Are you thinking about upping your Christmas decoration game this year? But maybe you’re a little afraid of electrocution or don’t know the best way to put up Christmas lights? We’ve been there and you’ve come to the right place. We believe there are few better ways to celebrate the true spirit of holiday than proudly telling the world, “I don’t care about my electric bill at all this month.” ‘Tis a great sacrifice indeed. With that in our minds and spiked eggnog in our hands, here are 10 quick tips for hanging the best dang Christmas lights in the neighborhood this year.
1) Have a plan. Don’t be that person that finds one sad bush in the front yard, strings up the same orange lights from Halloween haphazardly and calls it a day because the Motel 6 Cactus Bowl is on and you’ve got 30 points riding on Central Florida in your confidence pool.
2) Do a little math. Measure out your locations for the lights, figure out proper spacing between the bulbs and make sure you have enough extensions cords—you will need them. Don’t overload one overachieving power strip either. Pyrotechnics are not part of the show. Consider the wire gauge, which is the thickness of the wire. Thicker wires are capable of safely carrying a greater amount of electric current. And, yes, all those tags wrapped near the plug are really annoying, but do yourself a favor and read them before you snip them off. They have useful info on how many sets of lights you can safely string together. Contrary to poular belief, you can’t keep connecting lights until they stretch around the world. Though that would be cool.
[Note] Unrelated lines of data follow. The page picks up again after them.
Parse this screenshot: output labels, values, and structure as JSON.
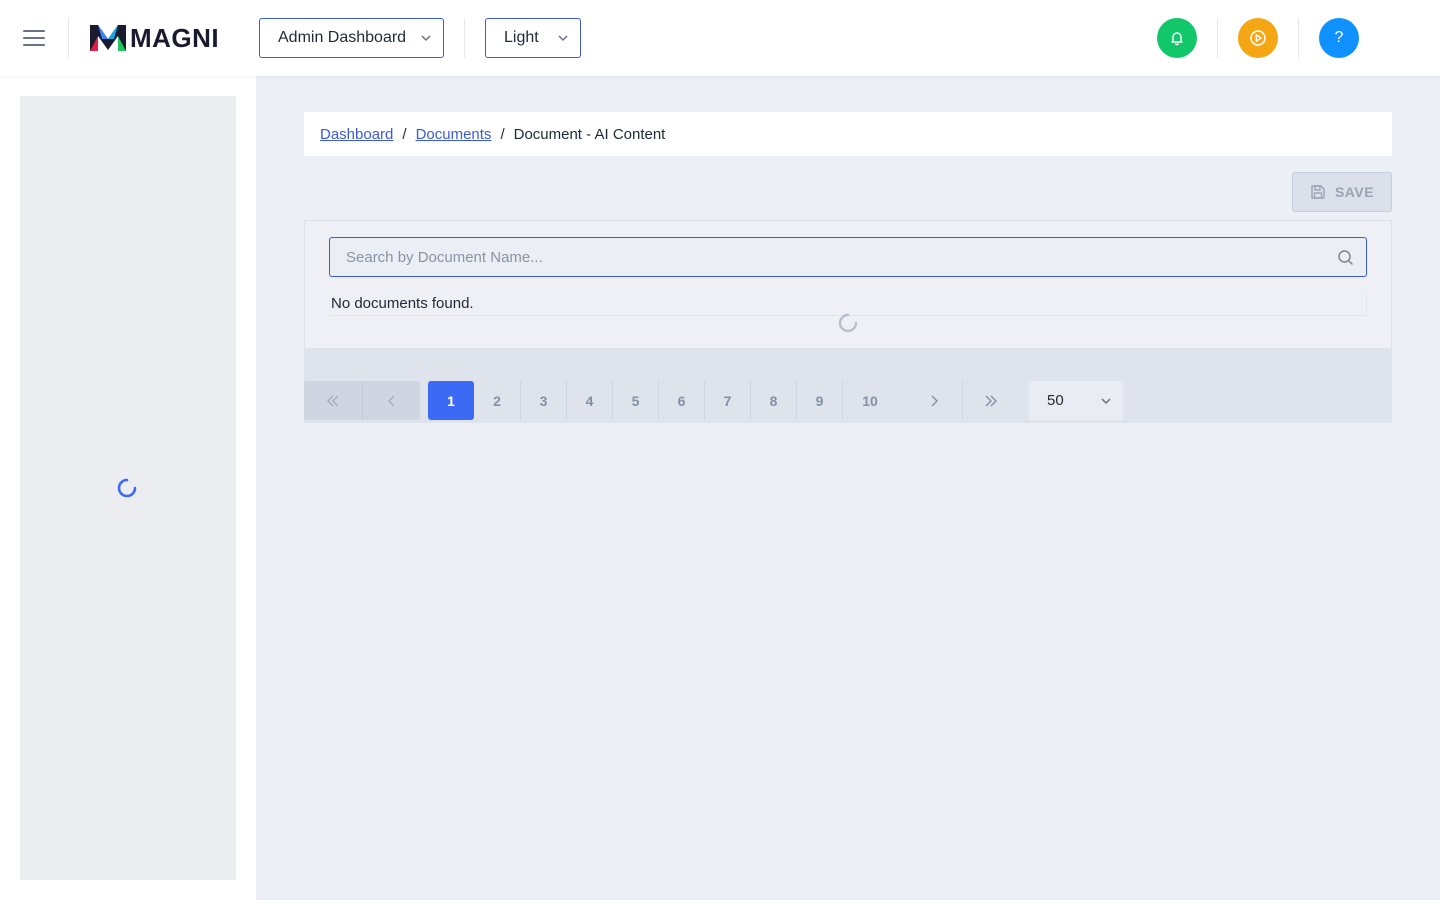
{
  "header": {
    "logo_text": "MAGNI",
    "dashboard_select": "Admin Dashboard",
    "theme_select": "Light",
    "help_label": "?"
  },
  "breadcrumb": {
    "items": [
      "Dashboard",
      "Documents"
    ],
    "current": "Document - AI Content"
  },
  "toolbar": {
    "save_label": "SAVE"
  },
  "search": {
    "placeholder": "Search by Document Name...",
    "value": ""
  },
  "documents": {
    "empty_message": "No documents found."
  },
  "pagination": {
    "pages": [
      "1",
      "2",
      "3",
      "4",
      "5",
      "6",
      "7",
      "8",
      "9",
      "10"
    ],
    "current_page": "1",
    "per_page": "50"
  },
  "colors": {
    "accent": "#3b5bdb",
    "notification": "#12c76a",
    "activity": "#f5a614",
    "help": "#0f92ff",
    "active_page": "#3d6af5"
  }
}
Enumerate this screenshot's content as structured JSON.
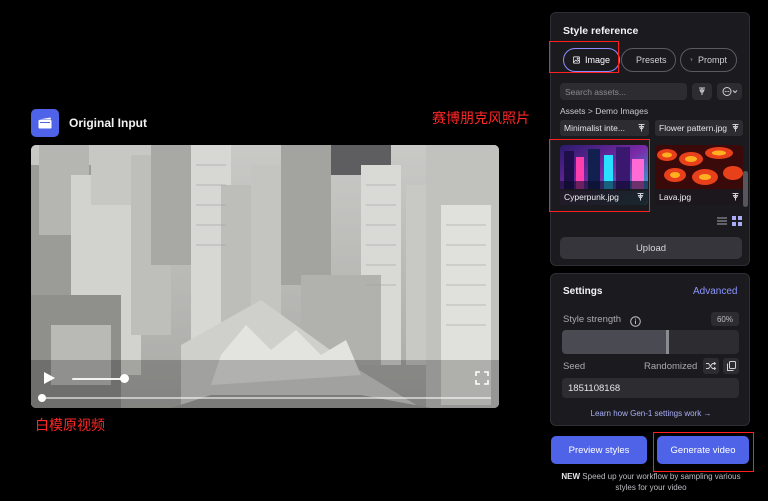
{
  "original": {
    "title": "Original Input",
    "progress": 0.0,
    "volume": 1.0
  },
  "annotations": {
    "left_caption": "白模原视频",
    "top_caption": "赛博朋克风照片",
    "box_color": "#ff1f1f"
  },
  "style_reference": {
    "title": "Style reference",
    "tabs": [
      {
        "label": "Image",
        "icon": "image-icon",
        "active": true
      },
      {
        "label": "Presets",
        "icon": "palette-icon",
        "active": false
      },
      {
        "label": "Prompt",
        "icon": "text-t-icon",
        "active": false
      }
    ],
    "search_placeholder": "Search assets...",
    "breadcrumb": "Assets > Demo Images",
    "asset_rows": [
      {
        "label": "Minimalist inte...",
        "icon": "pin-icon"
      },
      {
        "label": "Flower pattern.jpg",
        "icon": "pin-icon"
      }
    ],
    "thumbnails": [
      {
        "label": "Cyperpunk.jpg",
        "icon": "pin-icon",
        "selected": true
      },
      {
        "label": "Lava.jpg",
        "icon": "pin-icon",
        "selected": false
      }
    ],
    "upload_label": "Upload"
  },
  "settings": {
    "title": "Settings",
    "advanced_label": "Advanced",
    "style_strength_label": "Style strength",
    "style_strength_value": "60%",
    "style_strength_fraction": 0.6,
    "seed_label": "Seed",
    "seed_mode": "Randomized",
    "seed_value": "1851108168",
    "learn_link": "Learn how Gen-1 settings work →"
  },
  "actions": {
    "preview_label": "Preview styles",
    "generate_label": "Generate video",
    "note_badge": "NEW",
    "note_text": "Speed up your workflow by sampling various styles for your video"
  },
  "colors": {
    "accent": "#4f63e8",
    "panel_bg": "#1b1b1f",
    "link": "#8c95ff"
  }
}
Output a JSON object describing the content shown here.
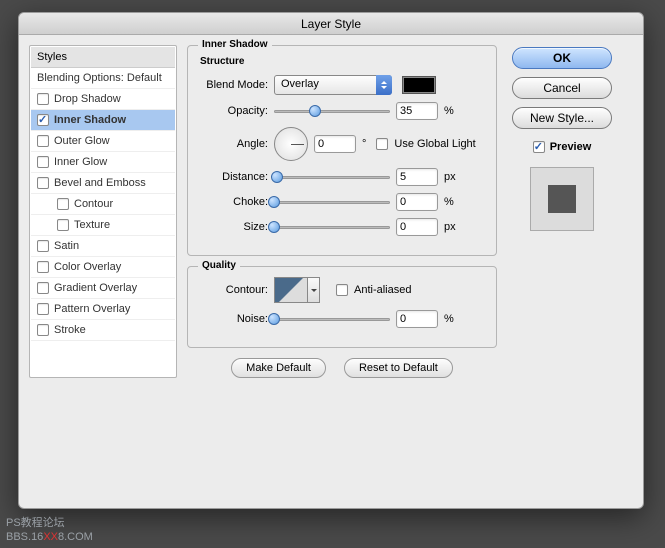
{
  "window": {
    "title": "Layer Style"
  },
  "styles": {
    "header": "Styles",
    "blending": "Blending Options: Default",
    "items": [
      "Drop Shadow",
      "Inner Shadow",
      "Outer Glow",
      "Inner Glow",
      "Bevel and Emboss",
      "Contour",
      "Texture",
      "Satin",
      "Color Overlay",
      "Gradient Overlay",
      "Pattern Overlay",
      "Stroke"
    ]
  },
  "effect": {
    "panel_title": "Inner Shadow",
    "structure_label": "Structure",
    "blend_mode_label": "Blend Mode:",
    "blend_mode_value": "Overlay",
    "color": "#000000",
    "opacity_label": "Opacity:",
    "opacity_value": "35",
    "opacity_unit": "%",
    "angle_label": "Angle:",
    "angle_value": "0",
    "angle_unit": "°",
    "global_light_label": "Use Global Light",
    "distance_label": "Distance:",
    "distance_value": "5",
    "distance_unit": "px",
    "choke_label": "Choke:",
    "choke_value": "0",
    "choke_unit": "%",
    "size_label": "Size:",
    "size_value": "0",
    "size_unit": "px",
    "quality_label": "Quality",
    "contour_label": "Contour:",
    "anti_alias_label": "Anti-aliased",
    "noise_label": "Noise:",
    "noise_value": "0",
    "noise_unit": "%",
    "make_default": "Make Default",
    "reset_default": "Reset to Default"
  },
  "buttons": {
    "ok": "OK",
    "cancel": "Cancel",
    "new_style": "New Style..."
  },
  "preview": {
    "label": "Preview"
  },
  "watermark": {
    "line1": "PS教程论坛",
    "prefix": "BBS.16",
    "xx": "XX",
    "suffix": "8.COM"
  }
}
3) See your future, be your future. Think about what size, style and color bulbs you will be comfortable looking at for the next month, and yes, we know that’s an odd thing to write. Use LED lights, they’re lighter, safer, sleeker and they help you cut down that abominable December energy bill. According to HGTV, an elaborate light display can cost enough money to power an average house for six weeks. But using LEDs, that stands for Light-Emitting Diode, gives you a bright, beautiful light that consumes 80% less energy than conventional holiday lights.
4) If a tree looks bad on your lawn, do people see it? Yes, they will, which is why it’s important to have enough lights to properly showcase the shape of your tree. Think of a tree like a person, you wouldn’t want to leave one naked on the lawn with only a couple of bulbs to cover up, right? Dress that thing up and show off its curves and angles.
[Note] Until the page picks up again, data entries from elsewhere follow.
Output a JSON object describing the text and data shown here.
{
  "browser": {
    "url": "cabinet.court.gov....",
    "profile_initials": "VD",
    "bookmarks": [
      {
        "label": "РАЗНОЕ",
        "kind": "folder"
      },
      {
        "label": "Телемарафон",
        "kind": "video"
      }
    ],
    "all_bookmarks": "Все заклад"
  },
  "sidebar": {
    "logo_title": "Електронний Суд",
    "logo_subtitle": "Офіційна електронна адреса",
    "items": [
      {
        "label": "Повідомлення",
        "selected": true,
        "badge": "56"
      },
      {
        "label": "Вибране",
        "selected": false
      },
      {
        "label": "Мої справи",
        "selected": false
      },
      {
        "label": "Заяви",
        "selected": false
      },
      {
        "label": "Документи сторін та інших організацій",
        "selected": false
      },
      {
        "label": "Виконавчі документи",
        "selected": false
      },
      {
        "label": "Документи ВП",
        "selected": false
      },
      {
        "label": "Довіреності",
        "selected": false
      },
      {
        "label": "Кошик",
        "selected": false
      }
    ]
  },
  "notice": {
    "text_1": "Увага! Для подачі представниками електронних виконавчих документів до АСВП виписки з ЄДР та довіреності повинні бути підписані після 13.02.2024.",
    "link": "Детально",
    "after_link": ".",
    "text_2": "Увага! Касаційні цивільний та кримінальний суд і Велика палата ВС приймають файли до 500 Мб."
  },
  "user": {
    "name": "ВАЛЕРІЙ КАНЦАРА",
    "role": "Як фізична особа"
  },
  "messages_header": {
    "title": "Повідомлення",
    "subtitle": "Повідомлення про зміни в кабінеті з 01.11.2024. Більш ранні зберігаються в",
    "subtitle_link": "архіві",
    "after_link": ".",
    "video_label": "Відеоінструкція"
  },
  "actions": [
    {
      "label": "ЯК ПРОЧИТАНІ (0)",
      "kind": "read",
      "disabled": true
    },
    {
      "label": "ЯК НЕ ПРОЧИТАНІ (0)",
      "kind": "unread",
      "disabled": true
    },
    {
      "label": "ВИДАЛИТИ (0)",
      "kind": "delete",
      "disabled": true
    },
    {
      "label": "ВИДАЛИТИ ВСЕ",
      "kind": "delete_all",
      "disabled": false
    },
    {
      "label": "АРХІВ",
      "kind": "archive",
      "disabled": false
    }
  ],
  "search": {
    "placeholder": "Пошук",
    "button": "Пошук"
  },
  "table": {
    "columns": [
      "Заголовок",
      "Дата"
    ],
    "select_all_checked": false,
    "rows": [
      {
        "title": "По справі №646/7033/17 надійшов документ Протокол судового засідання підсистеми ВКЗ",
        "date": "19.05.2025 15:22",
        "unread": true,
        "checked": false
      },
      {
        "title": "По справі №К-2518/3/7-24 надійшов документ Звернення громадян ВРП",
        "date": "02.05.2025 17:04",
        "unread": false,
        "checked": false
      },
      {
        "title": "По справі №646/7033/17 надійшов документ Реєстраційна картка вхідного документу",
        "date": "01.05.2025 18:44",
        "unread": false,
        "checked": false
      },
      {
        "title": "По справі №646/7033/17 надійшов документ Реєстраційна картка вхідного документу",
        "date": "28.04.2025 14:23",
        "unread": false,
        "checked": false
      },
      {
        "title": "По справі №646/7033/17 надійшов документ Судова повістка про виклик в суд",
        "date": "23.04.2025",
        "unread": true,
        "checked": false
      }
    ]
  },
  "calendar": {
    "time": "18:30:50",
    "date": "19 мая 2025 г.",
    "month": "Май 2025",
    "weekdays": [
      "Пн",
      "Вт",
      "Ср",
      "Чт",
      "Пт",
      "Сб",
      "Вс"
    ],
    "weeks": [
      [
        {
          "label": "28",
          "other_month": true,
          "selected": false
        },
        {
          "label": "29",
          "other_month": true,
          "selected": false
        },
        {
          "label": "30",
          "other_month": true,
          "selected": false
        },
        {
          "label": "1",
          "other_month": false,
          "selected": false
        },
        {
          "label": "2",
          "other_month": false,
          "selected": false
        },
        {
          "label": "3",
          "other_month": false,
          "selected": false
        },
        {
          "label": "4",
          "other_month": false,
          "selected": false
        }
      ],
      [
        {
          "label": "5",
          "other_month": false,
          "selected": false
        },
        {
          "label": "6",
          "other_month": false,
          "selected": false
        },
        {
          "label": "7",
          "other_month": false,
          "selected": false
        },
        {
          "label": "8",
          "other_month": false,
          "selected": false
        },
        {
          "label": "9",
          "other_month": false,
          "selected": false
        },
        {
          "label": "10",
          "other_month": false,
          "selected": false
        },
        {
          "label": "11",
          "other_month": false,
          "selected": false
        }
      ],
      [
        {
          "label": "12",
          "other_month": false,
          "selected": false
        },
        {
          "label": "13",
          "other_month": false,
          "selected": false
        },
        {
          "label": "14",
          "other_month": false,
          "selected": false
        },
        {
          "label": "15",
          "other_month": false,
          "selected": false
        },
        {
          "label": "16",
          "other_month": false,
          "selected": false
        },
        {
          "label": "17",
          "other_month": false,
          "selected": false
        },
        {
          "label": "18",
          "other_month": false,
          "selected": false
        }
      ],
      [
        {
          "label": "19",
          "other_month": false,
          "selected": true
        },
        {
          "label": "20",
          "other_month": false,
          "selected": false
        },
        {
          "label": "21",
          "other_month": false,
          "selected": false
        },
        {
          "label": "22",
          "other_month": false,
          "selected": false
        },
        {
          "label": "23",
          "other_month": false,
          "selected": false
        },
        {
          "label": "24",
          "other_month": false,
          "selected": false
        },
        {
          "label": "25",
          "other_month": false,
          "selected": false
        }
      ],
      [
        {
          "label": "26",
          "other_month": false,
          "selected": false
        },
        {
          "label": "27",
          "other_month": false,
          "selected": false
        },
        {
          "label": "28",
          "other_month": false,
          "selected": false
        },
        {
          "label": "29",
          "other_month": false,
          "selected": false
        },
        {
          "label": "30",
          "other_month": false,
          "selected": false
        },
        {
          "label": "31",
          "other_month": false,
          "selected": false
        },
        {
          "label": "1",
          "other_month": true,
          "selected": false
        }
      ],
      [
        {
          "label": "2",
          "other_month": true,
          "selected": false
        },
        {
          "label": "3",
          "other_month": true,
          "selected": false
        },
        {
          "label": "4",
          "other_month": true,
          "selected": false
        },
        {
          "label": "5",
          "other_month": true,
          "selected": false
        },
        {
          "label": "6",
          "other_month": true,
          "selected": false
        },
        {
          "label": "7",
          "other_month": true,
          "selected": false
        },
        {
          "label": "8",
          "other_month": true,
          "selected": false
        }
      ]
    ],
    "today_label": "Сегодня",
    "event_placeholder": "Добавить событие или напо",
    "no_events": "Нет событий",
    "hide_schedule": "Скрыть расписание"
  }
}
PRO TIP: Electricity and water are mortal enemies. So protect your connections to the trees across your yard with outdoor extension cords and to be safe, pick up some Waterproof Seal Connectors.
5) Think roof ridge line. If you don’t have a front yard tree or set of bushes, the ridge line of the roof is a great place for your lights. Use gutter clips to secure the lights tightly. If you’re not currently hooked up with the right hooks, you can choose from standard clips or magnetic ones. You don’t want to have to do this again if one strong breeze can blow them off the roof. Make sure your ladder (or hydraulic lift) is very steady at all times, we don’t want you eating Christmas dinner through a straw. And for the record, if you get pretty serious about this stuff, a 10-foot scissor lift rental starts at $105 a day.
6) Maybe splurge just a little this year. These icicle-style lights in blue or white or even multicolored never go out of style and they aren’t much more expensive than regular ones. Plus, they are fun to walk under—it feels daring!
7) Create a Christmas playlist. Any outdoor work is more fun with background music. Makes it feel like you’re in a movie montage. Here’s a quick playlist to get you started:
Note: 2 or 3 listens is all you will probably need. Don’t overdo it.
8) More isn’t always better. There will come a point where your inner Griswold is convinced you need more lights. Remember to keep it tasteful. This right here is tasteful and elegant:
This, on the other hand, is not and probably induces seizures in puppies. You don’t want that:
9) Set a proper scene. You may decide to create a little Christmas scene on your lawn. That’s great, but stay on point. No one wants to see a glowing Darth Vader and Santa having a lightsaber fight while an inflatable Marge and Homer Simpson dressed as Mary and Joseph look on. Actually, that’s kind of cool. We’ll allow it. But here’s what we call bad execution, because really, what in the world is going on?
We’ve got two Santas and two Frostys that appear to be in the basement of the manger. Are they trapped there? Do we have a hostage situation? Are they working on the plumbing? Bethlehem’s warm climate would surely melt poor Frosty. Stay on message, people!
10) Bask in the warm glow of your electrical prowess. Once your lights and decorations are set, be sure to bring the whole family out for the official lighting. This is what it’s really all about. You’ve worked hard, so it’s time to enjoy a little hot cocoa and tasty morsels from this Jerky Cane.
This is also a great time to remind those you love of what you want for Christmas, because they now owe you. Well done, friend.